Sim, e esses casos já estão começando a chegar à Justiça do Trabalho. De acordo com as ações, apesar da proibição de trabalho presencial das gestantes, os empregadores mantiveram as funcionárias trabalhando mesmo assim. Nestes casos, os empregadores estavam descumprindo a lei e, possivelmente, deverão pagar por esse comportamento.

Salário-maternidade

O projeto de lei aprovado na Câmara dos Deputados agora será apreciado pelo Senado. O texto prevê que, se a gestante não puder exercer sua ocupação por meio do teletrabalho ou outra forma de trabalho à distância, a situação será considerada como gravidez de risco.

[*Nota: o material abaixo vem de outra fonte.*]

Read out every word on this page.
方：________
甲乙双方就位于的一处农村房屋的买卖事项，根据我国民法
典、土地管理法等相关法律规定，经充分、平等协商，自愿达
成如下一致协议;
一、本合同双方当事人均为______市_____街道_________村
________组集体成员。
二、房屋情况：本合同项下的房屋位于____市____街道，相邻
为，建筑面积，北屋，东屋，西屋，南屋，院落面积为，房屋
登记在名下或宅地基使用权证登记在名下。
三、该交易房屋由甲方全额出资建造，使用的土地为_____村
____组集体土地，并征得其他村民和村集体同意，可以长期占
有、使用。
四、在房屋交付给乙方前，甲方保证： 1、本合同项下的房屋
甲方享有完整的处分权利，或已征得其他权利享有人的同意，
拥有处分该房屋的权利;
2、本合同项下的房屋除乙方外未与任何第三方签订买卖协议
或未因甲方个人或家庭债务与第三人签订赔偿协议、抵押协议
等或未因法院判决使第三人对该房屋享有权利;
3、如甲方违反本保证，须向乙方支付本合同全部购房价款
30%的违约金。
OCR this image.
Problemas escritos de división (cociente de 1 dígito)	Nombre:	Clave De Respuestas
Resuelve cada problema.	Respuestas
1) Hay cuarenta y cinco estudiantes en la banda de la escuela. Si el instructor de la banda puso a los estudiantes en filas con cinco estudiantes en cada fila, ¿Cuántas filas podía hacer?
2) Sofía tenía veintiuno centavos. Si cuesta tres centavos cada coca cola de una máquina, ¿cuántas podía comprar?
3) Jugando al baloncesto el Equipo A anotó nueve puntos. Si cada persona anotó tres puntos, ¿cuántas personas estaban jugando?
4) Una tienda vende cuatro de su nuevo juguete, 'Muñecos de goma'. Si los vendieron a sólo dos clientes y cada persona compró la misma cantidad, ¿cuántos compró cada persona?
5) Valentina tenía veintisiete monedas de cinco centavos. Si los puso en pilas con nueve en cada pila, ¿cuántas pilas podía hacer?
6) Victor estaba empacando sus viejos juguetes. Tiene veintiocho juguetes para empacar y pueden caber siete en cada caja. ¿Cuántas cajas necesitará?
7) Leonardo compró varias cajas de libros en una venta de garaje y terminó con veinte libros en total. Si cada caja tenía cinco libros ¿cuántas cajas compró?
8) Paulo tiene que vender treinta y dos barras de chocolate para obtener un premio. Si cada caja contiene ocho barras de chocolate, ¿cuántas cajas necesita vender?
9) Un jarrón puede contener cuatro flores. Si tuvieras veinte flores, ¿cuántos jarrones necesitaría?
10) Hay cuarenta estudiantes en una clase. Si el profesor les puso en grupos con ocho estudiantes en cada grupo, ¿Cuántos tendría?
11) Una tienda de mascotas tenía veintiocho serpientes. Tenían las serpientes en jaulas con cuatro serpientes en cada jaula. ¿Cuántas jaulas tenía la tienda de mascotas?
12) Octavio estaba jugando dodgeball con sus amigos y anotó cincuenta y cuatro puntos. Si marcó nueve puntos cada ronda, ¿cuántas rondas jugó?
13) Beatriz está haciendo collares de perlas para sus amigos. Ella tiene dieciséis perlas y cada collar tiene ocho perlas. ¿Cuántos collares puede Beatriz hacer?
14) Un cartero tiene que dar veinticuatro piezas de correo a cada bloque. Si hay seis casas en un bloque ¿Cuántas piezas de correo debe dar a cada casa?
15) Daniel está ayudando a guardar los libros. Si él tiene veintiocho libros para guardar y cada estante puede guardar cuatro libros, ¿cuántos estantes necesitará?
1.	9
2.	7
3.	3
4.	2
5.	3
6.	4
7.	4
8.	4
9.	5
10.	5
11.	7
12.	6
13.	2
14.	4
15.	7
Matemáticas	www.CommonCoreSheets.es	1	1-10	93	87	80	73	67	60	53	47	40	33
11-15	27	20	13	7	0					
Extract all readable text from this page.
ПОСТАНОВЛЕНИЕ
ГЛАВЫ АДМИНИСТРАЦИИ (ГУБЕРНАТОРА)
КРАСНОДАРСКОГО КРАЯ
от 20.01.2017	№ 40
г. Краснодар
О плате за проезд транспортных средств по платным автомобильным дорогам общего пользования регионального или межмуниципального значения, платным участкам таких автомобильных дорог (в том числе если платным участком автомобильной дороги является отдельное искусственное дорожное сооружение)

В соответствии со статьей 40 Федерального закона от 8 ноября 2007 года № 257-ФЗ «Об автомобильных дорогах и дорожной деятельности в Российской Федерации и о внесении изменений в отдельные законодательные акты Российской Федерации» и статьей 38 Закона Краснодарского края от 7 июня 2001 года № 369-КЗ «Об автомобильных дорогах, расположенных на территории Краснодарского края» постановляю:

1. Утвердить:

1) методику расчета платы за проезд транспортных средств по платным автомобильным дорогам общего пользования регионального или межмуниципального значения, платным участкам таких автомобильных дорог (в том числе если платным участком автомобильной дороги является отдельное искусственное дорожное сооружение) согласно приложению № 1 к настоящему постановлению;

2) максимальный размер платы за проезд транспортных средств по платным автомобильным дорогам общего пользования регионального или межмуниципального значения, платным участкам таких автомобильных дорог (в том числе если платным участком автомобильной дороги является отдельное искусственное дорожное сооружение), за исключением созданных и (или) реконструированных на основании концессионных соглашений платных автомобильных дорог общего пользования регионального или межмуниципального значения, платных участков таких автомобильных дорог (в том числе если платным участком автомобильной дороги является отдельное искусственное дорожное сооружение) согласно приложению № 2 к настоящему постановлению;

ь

Durante o período, a trabalhadora receberá o salário-maternidade pelo INSS desde o início do afastamento até 120 dias após o parto ou, se a empresa fizer parte do programa Empresa Cidadã de extensão da licença, por 180 dias.

A advogada Caroline Marchi, sócia trabalhista do Machado Meyer, explica que as empresas começaram a entrar na Justiça pedindo que o INSS assuma a remuneração das trabalhadoras afastadas que não conseguiam exercer as atividades em casa, depois do encerramento do Programa de Preservação do Emprego e da Renda (BEm).

"Depois da lei para o afastamento das grávidas, muitas empresas decidiram usar a suspensão de contrato ou a redução de jornada para evitar o prejuízo, mas quando acabou as empresas passaram a entrar com ações na Justiça", diz.

O INSS respondeu que o "legislador não previu esse pagamento", e que como “administrativamente, não há essa previsão e é preciso esperar uma determinação legal para realizar esses pagamentos”.

"Em meio à pandemia, com as mulheres enormemente já afetadas, o governo que deveria instituir políticas públicas transfere o ônus para o setor privado", pontua a economista Ana Luiza Holanda.